Portaging also proved to be an activity where one of the main goals of the trip – mutual support – was realized.
“As a team, we got the job done. When (some) people fell short, others came in to support them,” said Wong. “Literally like physically supporting them by holding up a canoe or carrying the heaviest bag but also emotionally supporting them by being a good listener or letting someone know we care about them.”
Wong emphasized the scale and significance of the trip the teenagers successfully undertook. It is one of the most remote canoe routes down the Ingraham Trail and would normally test the skills and resiliency of adults, let alone youth.
“It gave them a real sense of accomplishment for having overcome these challenges that are very tough but it shows that they’re also very tough,” he said. “But I think they learned that people care about them and we care about them.”
Of the many new challenges the group experienced on the trails and on the water, there were other things they had to leave behind for two weeks. No cellular service or access to mobile data removed the distractions of Instagram and TikTok. They could reconnect with themselves and focus on their new friends and the natural world, said Wong.
The pull of unhealthy habits was weakened when the teens’ cigarette supplies ran out after a few days.

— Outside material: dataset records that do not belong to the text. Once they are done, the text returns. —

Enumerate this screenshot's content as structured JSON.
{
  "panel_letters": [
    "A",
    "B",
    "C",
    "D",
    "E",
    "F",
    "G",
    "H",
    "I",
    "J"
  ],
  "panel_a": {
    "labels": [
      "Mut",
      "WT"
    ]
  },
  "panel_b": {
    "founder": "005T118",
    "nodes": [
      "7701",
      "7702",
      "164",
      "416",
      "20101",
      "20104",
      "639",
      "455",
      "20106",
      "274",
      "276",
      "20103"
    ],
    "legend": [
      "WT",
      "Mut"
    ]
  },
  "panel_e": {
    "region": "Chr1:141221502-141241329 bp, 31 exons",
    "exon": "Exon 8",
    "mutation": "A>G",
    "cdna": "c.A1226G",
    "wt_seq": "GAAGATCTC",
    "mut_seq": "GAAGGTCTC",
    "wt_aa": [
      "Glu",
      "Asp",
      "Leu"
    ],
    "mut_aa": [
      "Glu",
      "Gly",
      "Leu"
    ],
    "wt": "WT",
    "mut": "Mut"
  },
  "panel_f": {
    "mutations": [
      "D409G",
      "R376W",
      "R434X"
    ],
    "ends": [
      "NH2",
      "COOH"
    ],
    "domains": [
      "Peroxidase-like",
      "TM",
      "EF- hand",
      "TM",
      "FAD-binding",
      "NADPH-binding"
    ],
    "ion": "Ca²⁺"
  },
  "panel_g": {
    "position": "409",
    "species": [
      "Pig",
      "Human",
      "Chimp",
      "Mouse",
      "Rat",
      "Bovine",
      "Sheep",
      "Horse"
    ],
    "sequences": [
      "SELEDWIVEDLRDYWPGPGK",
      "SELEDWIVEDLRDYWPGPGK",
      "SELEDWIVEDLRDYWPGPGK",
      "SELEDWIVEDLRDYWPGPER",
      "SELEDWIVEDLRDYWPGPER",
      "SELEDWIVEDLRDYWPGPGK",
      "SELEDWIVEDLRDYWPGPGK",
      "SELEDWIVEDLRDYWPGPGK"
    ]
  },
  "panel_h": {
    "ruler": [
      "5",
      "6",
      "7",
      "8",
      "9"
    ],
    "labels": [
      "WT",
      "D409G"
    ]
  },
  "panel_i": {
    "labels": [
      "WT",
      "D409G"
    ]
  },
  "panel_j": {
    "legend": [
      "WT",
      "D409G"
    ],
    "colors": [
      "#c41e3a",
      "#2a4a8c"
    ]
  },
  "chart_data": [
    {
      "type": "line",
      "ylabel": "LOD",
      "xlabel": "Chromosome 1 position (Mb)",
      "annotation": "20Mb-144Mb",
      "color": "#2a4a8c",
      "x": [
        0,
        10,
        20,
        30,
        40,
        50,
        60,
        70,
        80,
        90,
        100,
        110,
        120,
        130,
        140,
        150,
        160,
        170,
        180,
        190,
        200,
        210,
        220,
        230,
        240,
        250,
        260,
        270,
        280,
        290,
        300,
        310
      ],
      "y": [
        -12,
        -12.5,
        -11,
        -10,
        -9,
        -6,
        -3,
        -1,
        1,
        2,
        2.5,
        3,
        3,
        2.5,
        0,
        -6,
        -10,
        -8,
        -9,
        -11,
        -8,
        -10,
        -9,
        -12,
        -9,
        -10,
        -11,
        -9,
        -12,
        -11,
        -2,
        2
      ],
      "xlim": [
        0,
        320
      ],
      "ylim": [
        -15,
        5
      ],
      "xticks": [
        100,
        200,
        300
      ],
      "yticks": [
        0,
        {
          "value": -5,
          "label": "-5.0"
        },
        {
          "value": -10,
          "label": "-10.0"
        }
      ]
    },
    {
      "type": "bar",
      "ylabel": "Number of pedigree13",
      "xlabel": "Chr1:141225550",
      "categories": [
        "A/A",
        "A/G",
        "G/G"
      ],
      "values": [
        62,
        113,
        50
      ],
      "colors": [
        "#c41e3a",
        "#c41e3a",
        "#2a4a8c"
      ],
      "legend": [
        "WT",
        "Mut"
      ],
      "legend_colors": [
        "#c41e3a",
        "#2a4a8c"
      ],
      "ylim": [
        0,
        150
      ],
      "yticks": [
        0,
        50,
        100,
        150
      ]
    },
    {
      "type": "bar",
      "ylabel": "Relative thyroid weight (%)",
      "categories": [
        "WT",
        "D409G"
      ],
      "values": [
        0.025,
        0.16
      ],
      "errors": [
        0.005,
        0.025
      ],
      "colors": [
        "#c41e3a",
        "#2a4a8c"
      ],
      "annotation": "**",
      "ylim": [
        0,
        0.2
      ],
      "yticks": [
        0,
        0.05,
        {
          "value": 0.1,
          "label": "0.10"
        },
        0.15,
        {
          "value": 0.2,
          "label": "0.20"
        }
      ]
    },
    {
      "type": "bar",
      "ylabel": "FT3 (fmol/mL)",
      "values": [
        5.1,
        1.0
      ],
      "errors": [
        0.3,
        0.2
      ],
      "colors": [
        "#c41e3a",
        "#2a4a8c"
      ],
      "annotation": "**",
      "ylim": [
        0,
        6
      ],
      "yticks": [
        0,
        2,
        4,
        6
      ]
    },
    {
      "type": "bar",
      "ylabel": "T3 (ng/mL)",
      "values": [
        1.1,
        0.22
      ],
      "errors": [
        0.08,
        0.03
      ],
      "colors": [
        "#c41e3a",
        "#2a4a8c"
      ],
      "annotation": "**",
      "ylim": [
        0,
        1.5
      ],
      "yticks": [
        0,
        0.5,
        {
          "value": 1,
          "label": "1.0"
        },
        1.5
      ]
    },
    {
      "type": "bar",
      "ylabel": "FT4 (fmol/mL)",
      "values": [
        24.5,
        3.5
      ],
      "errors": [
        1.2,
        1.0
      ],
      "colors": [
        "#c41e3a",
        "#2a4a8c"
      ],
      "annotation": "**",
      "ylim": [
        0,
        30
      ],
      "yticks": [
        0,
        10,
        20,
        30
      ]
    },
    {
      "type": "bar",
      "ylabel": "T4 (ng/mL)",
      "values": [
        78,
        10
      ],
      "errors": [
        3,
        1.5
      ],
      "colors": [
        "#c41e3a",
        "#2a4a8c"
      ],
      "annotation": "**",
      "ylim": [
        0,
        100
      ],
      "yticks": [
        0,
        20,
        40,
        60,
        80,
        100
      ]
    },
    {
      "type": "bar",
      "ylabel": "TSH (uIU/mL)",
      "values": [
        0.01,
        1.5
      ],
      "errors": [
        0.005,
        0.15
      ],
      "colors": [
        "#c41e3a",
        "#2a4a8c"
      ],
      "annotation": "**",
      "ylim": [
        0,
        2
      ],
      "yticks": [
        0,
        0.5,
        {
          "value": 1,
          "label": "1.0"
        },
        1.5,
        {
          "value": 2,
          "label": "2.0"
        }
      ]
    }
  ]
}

“Many of them were using cigarettes or chew tobacco or drugs and alcohol on a regular basis. This was an opportunity where they had no access to those,” Wong said. “They began steps to manage that. I think a lot of them are at the age where the addiction isn’t very deep yet. It’s an opportunity for them to get off cigarettes after this break. Many of them expressed interest in doing that. They were proud that they felt healthier.
“And their sugar was reduced. I think many of them were also addicted to sugar and normally consumed a lot more than we gave them. We gave them some brownies and we baked a cake in a dutch oven and I think many of them were excited about learning how to bake outdoors.”
The trip was the first time Wong led an adventure of two different Indigenous groups. And despite the geographic and cultural differences between the Inuit and Dehcho youth, Wong is grateful that he witnesses those new connections.
“They got along exceptionally well. We played traditional hand games against each other. There was lots of competition between the two groups, like who could get on the water fastest in the morning,” he recalled. “But they made strong friendships that I think will endure. It was very organic and at times random. They connected in many different ways. It was a wonderful thing to see.”